The Supreme Court of the United States, speaking through Mr. Justice Brewer in Smithsonian Institution v. Meech, et al., 169 U.S. Sup. Court Report 398, 42 L.Ed. 793, said:
"In McElfresh v. Schley, 2 Gill. 181, 200 (41 Am. Dec. 415) the court said: 'It is only carrying out a plain intent of the testator and giving to the residuary devisee that which the testator intended, and forbidding the heir from taking property not designed for him. From the earliest case on the subject the rule is, that a man shall not take a benefit under a will, and at the same time defeat the provisions of the instrument. If he claims an interest under an instrument, he must give full effect to it, so far as he is able to do so. He cannot take what is devised to him and, at the same time, what is devised to another, although but for the will, it would be his; hence he is driven to this election to say which he will take.' See also 1 Jarman, Wells, 415; 2 Story Equi. Jur. No. 1076.
"The propositions thus laid down fully commend themselves to our approval. They are good law and good morals. Experience has shown that often after the death of a testator unexpected difficulties arise, technical rules of law are found to have been trespassed upon; contests are commenced wherein not infrequently are brought to light matters of private life that ought never to be made public, and in respect to which the voice of the testator cannot be heard either in *Page 313 
explanation or denial, and as a result the manifest intention of the testator is thwarted. It is not strange, in view of this, that testators have desired to secure compliance with their dispositions of property and have sought to incorporate provisions which should operate most powerfully to accomplish that result. And when a testator declares in his will that his several bequests are made upon the condition that the legatees acquiesce in the provisions of his will, the courts wisely hold that no legatee shall without compliance with that condition receive his bounty, or be put in a position to use it in the effort to thwart his expressed purposes."

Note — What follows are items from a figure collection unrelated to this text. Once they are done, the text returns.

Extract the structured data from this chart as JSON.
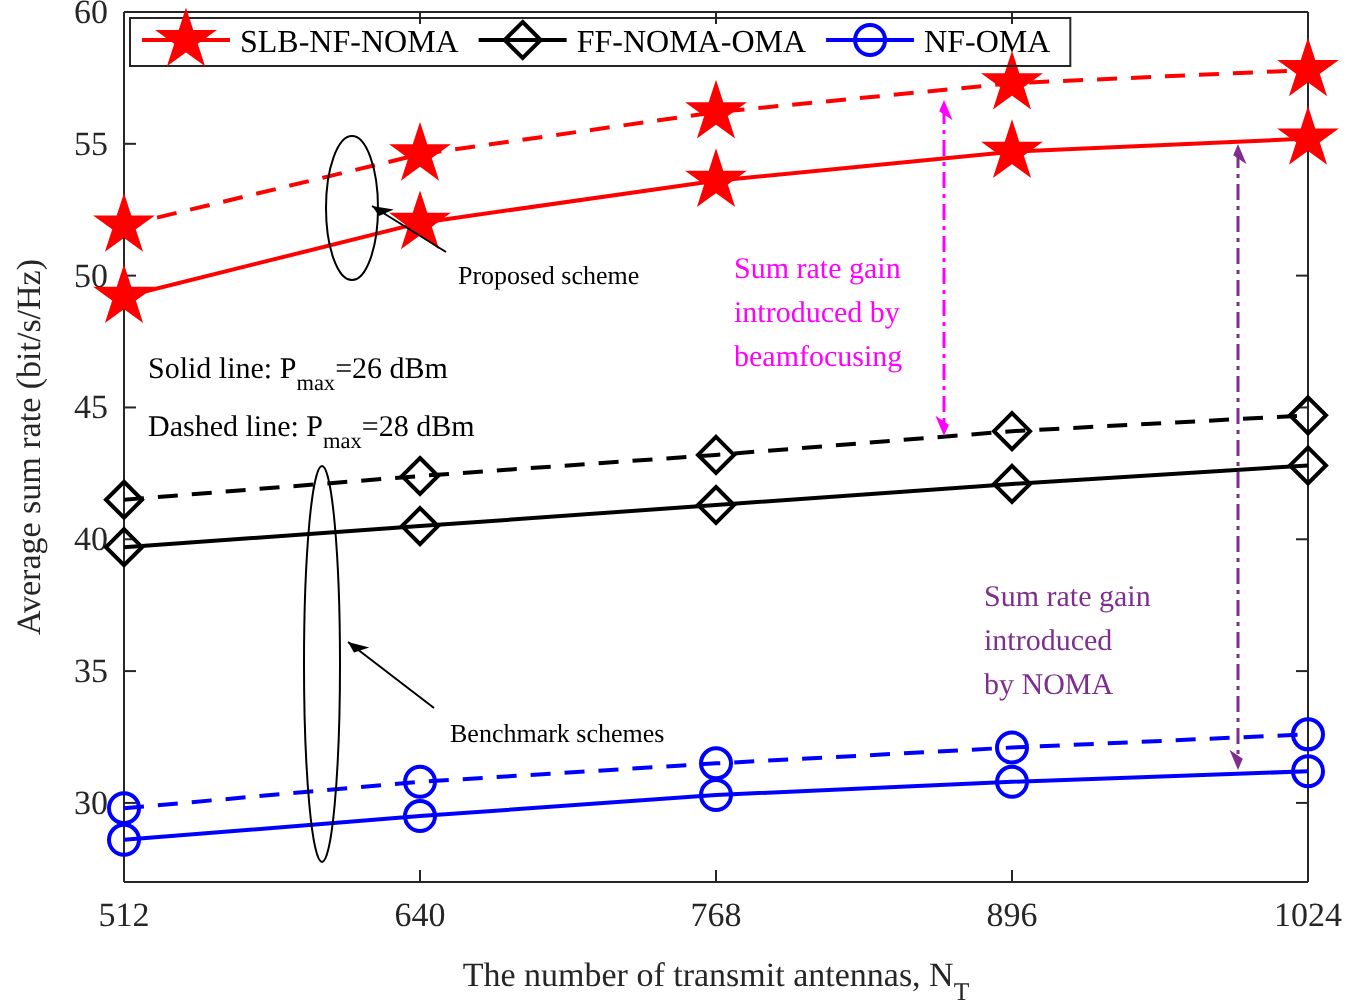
{
  "chart_data": {
    "type": "line",
    "xlabel": "The number of transmit antennas,  N$_{T}$",
    "ylabel": "Average sum rate (bit/s/Hz)",
    "x": [
      512,
      640,
      768,
      896,
      1024
    ],
    "xlim": [
      512,
      1024
    ],
    "xticks": [
      512,
      640,
      768,
      896,
      1024
    ],
    "ylim": [
      27,
      60
    ],
    "yticks": [
      30,
      35,
      40,
      45,
      50,
      55,
      60
    ],
    "grid": false,
    "legend": "top",
    "series": [
      {
        "name": "SLB-NF-NOMA",
        "color": "#ff0000",
        "marker": "star",
        "line_style": "solid",
        "values": [
          49.2,
          52.0,
          53.6,
          54.7,
          55.2
        ]
      },
      {
        "name": "FF-NOMA-OMA",
        "color": "#000000",
        "marker": "diamond",
        "line_style": "solid",
        "values": [
          39.7,
          40.5,
          41.3,
          42.1,
          42.8
        ]
      },
      {
        "name": "NF-OMA",
        "color": "#0000ff",
        "marker": "circle",
        "line_style": "solid",
        "values": [
          28.6,
          29.5,
          30.3,
          30.8,
          31.2
        ]
      },
      {
        "color": "#ff0000",
        "marker": "star",
        "line_style": "dashed",
        "values": [
          51.9,
          54.6,
          56.2,
          57.3,
          57.8
        ]
      },
      {
        "color": "#000000",
        "marker": "diamond",
        "line_style": "dashed",
        "values": [
          41.5,
          42.4,
          43.2,
          44.1,
          44.7
        ]
      },
      {
        "color": "#0000ff",
        "marker": "circle",
        "line_style": "dashed",
        "values": [
          29.8,
          30.8,
          31.5,
          32.1,
          32.6
        ]
      }
    ],
    "annotations": [
      "Proposed scheme",
      "Solid line:  P$_{max}$=26 dBm",
      "Dashed line:  P$_{max}$=28 dBm",
      "Benchmark schemes",
      "Sum rate gain\nintroduced by\nbeamfocusing",
      "Sum rate gain\nintroduced\nby NOMA"
    ]
  }
}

All the language used by the testatrix in this regard shows that she intended the non-contest clause in the will to apply to any attack on any bequest made in the will and we find no escape from the conclusion that Porter, McMeekin and Bradford did just exactly what the testatrix provided in the will should work a forfeiture of their respective legacies under the will and cause those respective legacies to be vested in the remaining residuary legatee Bertha Pauline Genau under the express terms of paragraph 23 of the will.
See Sec. 17 C.J.S. 177; Moran v. Moran, 144 Iowa 451- 122 N.W. 202; Donegan v. Wade, 70 Ala. 501. In re: Hill, 155 Cal. 437,101 P. 443.

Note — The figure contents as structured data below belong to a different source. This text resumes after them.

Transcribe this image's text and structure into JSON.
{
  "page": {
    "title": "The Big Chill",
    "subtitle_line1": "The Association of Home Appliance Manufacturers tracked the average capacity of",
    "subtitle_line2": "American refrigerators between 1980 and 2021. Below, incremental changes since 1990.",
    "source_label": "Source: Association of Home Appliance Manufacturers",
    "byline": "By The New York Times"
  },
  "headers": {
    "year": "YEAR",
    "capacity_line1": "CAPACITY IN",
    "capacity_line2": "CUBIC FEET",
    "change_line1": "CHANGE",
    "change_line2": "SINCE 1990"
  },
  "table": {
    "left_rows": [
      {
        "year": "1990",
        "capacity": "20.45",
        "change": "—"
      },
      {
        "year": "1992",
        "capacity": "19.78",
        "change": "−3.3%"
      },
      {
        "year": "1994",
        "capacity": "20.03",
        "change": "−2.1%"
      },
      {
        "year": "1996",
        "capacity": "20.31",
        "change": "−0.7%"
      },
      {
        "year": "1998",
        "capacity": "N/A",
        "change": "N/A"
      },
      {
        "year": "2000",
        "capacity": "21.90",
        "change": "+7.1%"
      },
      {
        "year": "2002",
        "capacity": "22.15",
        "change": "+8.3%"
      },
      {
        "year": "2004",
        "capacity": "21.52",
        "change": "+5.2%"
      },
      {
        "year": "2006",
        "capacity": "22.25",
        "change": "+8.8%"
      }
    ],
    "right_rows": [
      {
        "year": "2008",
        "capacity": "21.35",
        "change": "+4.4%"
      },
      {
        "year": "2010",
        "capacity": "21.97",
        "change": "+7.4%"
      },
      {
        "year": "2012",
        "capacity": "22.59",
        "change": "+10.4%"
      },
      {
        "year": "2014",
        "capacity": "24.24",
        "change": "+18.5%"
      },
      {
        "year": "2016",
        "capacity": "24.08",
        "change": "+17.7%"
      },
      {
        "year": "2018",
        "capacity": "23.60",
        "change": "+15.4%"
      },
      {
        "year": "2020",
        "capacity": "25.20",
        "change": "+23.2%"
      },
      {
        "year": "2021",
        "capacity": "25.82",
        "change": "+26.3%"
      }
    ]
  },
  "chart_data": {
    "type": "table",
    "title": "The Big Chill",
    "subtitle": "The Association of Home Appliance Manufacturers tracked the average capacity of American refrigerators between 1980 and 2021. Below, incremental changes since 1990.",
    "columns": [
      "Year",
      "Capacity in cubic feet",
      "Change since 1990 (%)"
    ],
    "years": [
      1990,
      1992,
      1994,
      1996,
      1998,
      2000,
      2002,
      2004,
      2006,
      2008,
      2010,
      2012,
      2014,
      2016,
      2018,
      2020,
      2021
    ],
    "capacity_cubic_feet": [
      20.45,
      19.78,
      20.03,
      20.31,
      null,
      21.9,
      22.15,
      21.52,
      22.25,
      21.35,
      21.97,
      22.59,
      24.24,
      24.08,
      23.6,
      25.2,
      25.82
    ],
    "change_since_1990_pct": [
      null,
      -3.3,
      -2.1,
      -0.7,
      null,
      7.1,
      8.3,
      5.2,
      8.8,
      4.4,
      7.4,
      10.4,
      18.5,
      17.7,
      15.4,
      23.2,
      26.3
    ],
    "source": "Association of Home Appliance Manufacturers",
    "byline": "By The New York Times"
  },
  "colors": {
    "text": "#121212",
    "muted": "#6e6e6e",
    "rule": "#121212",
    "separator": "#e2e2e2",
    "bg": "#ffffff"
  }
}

We have no trouble in distinguishing the conduct of the answering defendants in this case from the conduct of answering defendants in the case of Federal Trust Co. v. Ost. 120 N.J.E. 43, 183 Ala. 830. Because of this difference in conditions we reach a difference in construction just as the New Jersey Court in that case pointed out that it had reached a different conclusion from that reached by the Connecticut Court in South Norwalk Trust Co. v. St. John et al., 92 Conn. 168, 101 At. 961.

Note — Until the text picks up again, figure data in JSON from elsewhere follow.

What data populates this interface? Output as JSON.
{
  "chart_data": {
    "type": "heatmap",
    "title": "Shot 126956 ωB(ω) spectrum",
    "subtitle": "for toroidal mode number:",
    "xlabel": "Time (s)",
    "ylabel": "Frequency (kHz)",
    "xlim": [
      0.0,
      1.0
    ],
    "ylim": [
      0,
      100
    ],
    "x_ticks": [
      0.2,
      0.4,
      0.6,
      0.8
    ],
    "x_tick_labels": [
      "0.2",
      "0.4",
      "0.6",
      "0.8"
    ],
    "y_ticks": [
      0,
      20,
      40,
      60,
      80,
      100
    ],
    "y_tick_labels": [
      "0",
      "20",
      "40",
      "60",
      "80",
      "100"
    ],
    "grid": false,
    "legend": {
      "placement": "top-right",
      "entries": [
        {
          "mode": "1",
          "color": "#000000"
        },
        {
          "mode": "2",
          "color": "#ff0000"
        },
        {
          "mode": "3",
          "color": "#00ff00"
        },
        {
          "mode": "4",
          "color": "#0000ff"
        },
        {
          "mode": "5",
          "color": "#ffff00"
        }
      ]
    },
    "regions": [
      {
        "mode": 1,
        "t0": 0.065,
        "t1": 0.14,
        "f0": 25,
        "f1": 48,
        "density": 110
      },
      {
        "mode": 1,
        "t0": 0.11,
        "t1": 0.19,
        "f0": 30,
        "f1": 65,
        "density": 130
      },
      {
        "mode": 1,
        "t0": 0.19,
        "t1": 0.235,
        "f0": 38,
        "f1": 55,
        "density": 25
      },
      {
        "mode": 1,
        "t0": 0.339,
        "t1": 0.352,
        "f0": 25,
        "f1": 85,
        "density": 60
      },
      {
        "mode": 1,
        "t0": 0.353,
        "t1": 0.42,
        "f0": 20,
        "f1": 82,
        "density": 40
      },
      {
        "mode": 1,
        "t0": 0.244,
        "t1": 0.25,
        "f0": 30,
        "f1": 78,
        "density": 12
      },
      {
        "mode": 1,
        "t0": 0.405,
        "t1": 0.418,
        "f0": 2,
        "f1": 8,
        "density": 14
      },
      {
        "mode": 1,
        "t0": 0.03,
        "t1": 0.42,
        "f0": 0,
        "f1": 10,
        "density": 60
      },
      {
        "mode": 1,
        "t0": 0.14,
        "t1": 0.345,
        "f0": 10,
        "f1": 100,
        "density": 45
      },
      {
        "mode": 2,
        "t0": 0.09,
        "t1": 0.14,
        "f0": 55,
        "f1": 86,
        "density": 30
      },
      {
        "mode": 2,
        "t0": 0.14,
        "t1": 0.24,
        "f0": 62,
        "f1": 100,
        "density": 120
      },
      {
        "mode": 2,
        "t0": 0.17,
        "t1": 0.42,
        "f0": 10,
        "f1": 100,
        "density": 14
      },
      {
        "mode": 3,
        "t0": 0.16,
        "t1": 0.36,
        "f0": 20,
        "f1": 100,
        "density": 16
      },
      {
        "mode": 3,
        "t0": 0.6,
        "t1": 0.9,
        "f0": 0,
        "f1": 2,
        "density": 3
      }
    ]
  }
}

So it appears that if ever a forfeiture clause in a will is to be given effect this is a case in which it should be so treated and applied with the result that the decree should be amended and modified so as to adjudicate that each and every of the bequests made to Gardner Ives Porter, Mrs. Joseph McMeekin and Mrs. Frank Bradford are by them respectively forfeited *Page 314 
and that all property described or included in such bequests shall go into and constitute a part of the residuary estate and shall be vested under the terms of the will in Bertha Pauline Genau.